Skiing at WOP

By: Liam Patterson

Amongst the great BC pines prevails a most invigorating sensation. The clouds hung low, and draped an immense sheet of fog throughout the trees. The precipitation perspired onto my glasses and formed a thin layer of droplets on my jacket. I came to a flat section where my glide could be elongated and my speed increased. The fresh corduroy track glistened and the wrinkles crumbled under each stride echoing its crunch. The cool breeze drifted by as I made my way down the gradual hill. I found myself wondering where the mountains had disappeared to in the fog. It was like a completely new place without them as your centrepiece. Though you could not see them you felt their immense presence anyhow which added to the eeriness of this scene.

Another day of overcast and rain. Something not uncommon to the coast, and something that makes the sunny days all the more pleasurable. We had just returned from Canmore where we had been training and racing for a week, though the weather was not too much better there either. How lucky we became as the week went on and gratified us with days of sunshine strung along like words on a page. The surreality of the picturesqueness that encircled myself would be a rude awakening into the beauty of our country for many. The appreciation has sunk in well with myself now and yet each day I'm out, I could not help but soak in the serenity and the warmth it provoked. The silence sung on in a shrill hush as I made my way onwards and I found myself lost in the possible outcome of what if this wouldn't last forever?

I had many days to investigate the exorbitant amount of kilometres. I found myself looking out over to the Black Tusk, where the Top of the World languorously leads up to a magnificent lookout. Norwegian Woods and onwards to Madeley Lake quickly became a staple route, however I found myself thoroughly enjoying skiing with the dogs on the ski joring loop. One Saturday we enrolled ourselves into the local Coast Cup being hosted. It was long and hard and most of us were still quite sore from the hard days that led up. Although where I'm from, there would be something truly appalling about wearing merely a bib and tights mid January. For one of our longer training days we skied up to the top of Callaghan Country to explore the authentic Scandinavian lodge and upper trails. The sun rays blazed sensuously and I was irradiated with an intense euphoria. The lake up top was in moderate condition to crust ski, and we took full advantage as we entertained ourselves with the reality of being truly nestled in the white capped mountains. I believe I fell in love with this place and I wish that I could live up top in that lodge until I grew old.
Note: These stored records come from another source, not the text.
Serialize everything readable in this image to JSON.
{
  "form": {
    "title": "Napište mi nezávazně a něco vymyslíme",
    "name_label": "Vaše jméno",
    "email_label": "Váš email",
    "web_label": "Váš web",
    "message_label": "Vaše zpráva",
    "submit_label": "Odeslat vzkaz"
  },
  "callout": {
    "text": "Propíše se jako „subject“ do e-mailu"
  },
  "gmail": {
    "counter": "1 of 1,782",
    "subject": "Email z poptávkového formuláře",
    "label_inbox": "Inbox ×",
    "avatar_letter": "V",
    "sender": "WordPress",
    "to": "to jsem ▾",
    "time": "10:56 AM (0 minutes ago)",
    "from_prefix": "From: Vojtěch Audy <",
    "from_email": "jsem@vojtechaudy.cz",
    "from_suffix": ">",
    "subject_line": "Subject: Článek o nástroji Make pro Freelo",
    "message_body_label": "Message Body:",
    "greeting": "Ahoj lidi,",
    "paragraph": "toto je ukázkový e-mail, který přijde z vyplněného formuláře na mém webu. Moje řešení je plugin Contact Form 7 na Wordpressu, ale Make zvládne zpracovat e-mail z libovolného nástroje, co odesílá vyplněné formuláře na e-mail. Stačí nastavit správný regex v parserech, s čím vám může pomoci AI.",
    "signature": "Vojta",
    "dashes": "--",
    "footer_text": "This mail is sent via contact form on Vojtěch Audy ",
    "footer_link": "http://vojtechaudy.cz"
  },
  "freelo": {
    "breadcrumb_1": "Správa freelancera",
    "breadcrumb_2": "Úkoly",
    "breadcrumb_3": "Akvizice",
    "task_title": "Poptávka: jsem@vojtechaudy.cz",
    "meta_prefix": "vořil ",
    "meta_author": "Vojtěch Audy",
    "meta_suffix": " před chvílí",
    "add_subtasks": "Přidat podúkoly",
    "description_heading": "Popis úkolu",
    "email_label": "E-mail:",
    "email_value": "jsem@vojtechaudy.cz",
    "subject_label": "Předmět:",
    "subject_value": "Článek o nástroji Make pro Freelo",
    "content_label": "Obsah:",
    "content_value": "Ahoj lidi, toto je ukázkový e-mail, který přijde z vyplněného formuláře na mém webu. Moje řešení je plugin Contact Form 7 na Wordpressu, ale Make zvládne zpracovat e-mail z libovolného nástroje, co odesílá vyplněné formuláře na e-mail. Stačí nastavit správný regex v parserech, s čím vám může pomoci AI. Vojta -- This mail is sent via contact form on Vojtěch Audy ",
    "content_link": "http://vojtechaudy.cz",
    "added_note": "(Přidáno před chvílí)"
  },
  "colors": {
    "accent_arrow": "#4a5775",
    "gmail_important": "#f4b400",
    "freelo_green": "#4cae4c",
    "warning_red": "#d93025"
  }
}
The next week we continued on with our usual regiment and the blue skies remained. It's unfortunate that I became so accustomed to the positive degrees and clear skies as the weather in Ontario would not be of the sort. However, this is where we would be ushered to next. When the end of the week drew its last breaths, we packed up and headed off to the next event. These past weeks in Whistler were an innocuous reminder at the unfathomable quality of life we have on the Callahan Valley Training Centre.